Se dovessimo affidarci soltanto alle nostre antenne, pardon, alla nostra pancia, potrebbero avere ragione di esistere e di prosperare queste tavole a Roma?

Prima di rispondere, ascoltate ancora questa dichiarazione: “Abbiamo il polso della situazione e sappiamo che negli ultimi due anni sono peggiorati i livelli di sicurezza per le imprese commerciali di Roma: per il 57% dei nostri imprenditori è peggiorato l’impatto della criminalità, il 28,9% ha registrato un aumento dell’usura e il 26,6% delle estorsioni e la crisi non ha fatto che peggiorare questa situazione”.

Scegliere bene un ristorante, insomma, è fondamentale.

[Francesca Demirgian.

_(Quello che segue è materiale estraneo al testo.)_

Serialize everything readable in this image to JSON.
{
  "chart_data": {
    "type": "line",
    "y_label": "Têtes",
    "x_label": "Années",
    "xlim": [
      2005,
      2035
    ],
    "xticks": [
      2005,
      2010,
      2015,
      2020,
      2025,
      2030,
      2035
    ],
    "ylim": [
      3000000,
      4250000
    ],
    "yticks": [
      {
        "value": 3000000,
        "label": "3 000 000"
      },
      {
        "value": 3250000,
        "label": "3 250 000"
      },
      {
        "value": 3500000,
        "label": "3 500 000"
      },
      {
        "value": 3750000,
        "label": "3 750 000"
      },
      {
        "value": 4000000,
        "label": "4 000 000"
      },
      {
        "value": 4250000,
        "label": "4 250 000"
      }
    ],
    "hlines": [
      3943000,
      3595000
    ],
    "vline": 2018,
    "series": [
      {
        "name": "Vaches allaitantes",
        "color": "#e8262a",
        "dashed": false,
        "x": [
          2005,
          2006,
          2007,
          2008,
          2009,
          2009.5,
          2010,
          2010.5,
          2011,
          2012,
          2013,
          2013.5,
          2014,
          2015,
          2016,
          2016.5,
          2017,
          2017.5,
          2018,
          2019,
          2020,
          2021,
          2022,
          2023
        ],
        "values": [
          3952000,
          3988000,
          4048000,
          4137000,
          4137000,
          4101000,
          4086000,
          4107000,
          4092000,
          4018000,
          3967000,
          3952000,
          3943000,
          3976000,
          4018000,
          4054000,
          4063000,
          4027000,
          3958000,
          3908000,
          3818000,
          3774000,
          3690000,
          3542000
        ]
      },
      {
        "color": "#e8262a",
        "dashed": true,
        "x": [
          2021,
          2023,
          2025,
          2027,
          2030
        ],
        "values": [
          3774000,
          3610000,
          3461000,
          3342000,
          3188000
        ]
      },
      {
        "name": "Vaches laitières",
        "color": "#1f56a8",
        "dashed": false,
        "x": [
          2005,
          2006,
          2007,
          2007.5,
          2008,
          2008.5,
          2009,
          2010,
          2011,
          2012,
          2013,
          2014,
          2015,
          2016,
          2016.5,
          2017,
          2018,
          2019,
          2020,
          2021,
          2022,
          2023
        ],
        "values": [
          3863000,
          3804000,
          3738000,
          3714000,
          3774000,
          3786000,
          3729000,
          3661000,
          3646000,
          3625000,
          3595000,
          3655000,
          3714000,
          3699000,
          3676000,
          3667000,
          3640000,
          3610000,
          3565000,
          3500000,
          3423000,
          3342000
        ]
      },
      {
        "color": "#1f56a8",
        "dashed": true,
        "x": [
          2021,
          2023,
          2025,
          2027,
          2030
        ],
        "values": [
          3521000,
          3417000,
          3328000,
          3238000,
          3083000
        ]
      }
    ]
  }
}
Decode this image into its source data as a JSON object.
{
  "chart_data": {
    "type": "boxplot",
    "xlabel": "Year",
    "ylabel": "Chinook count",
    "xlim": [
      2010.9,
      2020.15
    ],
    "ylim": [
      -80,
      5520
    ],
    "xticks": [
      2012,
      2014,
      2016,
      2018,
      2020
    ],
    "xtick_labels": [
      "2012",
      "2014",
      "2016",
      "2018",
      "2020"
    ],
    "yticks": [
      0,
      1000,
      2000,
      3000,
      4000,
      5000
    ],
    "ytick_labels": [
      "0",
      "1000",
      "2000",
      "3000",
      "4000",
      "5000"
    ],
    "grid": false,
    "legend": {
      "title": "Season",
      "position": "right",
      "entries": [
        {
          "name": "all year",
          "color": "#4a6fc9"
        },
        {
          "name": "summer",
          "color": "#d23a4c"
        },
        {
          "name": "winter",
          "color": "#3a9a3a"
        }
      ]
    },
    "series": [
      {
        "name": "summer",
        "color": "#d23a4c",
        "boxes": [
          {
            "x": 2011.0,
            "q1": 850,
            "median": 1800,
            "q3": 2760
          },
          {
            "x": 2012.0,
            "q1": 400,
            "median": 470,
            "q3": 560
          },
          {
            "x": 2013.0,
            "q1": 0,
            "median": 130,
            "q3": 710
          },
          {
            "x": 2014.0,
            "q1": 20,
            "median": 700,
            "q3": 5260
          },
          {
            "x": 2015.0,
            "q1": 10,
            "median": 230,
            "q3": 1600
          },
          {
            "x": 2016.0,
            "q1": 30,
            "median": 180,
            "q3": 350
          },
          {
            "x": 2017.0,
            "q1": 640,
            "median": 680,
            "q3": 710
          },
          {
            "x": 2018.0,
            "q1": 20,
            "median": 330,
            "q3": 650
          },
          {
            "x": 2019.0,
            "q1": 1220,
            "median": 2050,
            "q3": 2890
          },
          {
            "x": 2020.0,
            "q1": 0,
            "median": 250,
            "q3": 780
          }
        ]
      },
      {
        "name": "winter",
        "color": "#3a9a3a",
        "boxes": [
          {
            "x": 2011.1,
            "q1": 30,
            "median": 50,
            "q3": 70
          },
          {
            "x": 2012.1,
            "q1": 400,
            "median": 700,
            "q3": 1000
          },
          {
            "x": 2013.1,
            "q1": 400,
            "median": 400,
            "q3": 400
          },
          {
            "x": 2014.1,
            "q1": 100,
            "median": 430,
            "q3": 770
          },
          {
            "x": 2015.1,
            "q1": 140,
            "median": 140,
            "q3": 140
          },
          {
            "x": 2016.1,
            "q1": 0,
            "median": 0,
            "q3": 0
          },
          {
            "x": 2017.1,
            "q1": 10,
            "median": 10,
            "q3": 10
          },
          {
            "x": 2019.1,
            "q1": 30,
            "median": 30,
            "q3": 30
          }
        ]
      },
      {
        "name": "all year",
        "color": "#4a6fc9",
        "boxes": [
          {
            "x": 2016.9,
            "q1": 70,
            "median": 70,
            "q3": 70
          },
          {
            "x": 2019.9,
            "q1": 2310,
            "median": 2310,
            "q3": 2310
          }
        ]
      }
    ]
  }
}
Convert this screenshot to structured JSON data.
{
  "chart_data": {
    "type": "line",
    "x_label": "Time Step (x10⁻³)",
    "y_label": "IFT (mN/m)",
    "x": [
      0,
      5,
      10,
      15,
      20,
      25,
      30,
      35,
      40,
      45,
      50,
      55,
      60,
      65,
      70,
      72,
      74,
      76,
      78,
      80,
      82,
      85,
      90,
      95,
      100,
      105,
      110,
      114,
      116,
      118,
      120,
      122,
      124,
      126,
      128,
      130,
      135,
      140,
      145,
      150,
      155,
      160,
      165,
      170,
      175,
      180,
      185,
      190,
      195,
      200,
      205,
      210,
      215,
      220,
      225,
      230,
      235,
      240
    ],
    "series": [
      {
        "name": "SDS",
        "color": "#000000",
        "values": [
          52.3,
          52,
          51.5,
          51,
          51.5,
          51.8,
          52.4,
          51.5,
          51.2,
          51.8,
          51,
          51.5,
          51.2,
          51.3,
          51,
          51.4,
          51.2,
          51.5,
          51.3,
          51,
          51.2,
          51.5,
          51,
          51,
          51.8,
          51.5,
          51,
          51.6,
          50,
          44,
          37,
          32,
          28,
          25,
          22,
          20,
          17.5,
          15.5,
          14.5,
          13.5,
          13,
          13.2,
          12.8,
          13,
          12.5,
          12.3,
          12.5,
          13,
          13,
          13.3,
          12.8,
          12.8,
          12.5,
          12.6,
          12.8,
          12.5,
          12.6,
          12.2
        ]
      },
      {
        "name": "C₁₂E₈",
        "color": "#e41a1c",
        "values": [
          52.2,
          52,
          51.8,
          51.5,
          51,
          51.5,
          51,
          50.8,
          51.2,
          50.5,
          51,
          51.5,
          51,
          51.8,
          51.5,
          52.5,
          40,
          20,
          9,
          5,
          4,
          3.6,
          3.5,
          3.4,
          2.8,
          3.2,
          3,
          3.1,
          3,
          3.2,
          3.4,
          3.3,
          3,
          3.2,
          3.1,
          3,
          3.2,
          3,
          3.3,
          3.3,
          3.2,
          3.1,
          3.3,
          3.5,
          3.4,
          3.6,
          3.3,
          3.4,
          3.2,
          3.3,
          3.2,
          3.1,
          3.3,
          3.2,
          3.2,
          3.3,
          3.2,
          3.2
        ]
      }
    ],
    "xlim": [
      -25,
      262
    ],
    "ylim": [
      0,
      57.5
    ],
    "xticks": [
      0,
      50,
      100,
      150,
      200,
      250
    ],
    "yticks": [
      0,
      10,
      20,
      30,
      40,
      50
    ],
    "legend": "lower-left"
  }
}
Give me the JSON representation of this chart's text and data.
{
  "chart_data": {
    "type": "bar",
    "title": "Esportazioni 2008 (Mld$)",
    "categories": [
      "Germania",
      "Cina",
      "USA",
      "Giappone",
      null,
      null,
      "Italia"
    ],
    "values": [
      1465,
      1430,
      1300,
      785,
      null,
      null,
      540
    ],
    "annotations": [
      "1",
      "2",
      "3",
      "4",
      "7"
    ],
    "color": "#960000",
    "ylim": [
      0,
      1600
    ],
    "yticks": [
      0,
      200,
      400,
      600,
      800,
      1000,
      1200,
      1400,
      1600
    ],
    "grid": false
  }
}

Link: Corriere di Roma. Immagine: Ansa]

3 Commenti

  1. Se una parte dei ristoranti di Roma sono in mano alla criminalità organizzata, quanti sono in mano a ristoratori senza un minimo di preparazione che “spacciano” per cucina romana carbonara con la panna, cacio e pepe annegato in burro ed olio, saltimbocca fatti con il maiale e venduti per vitella? Quanti ristoratori hanno dipendenti in regola? Quanti rispettano le norme HACCP? Filetti al barolo fatti col vino del discount quanti usano la mozzarella per fare la pizza? Benissimo la DIA che sequestra locali, ma NAS, vigili e ASL un giro per locali non se lo fanno mai? Almeno i ristoratori, quelli seri e professionali, avranno si, meno problemi e non saranno costretti a svendere le proprie attività alla malavita.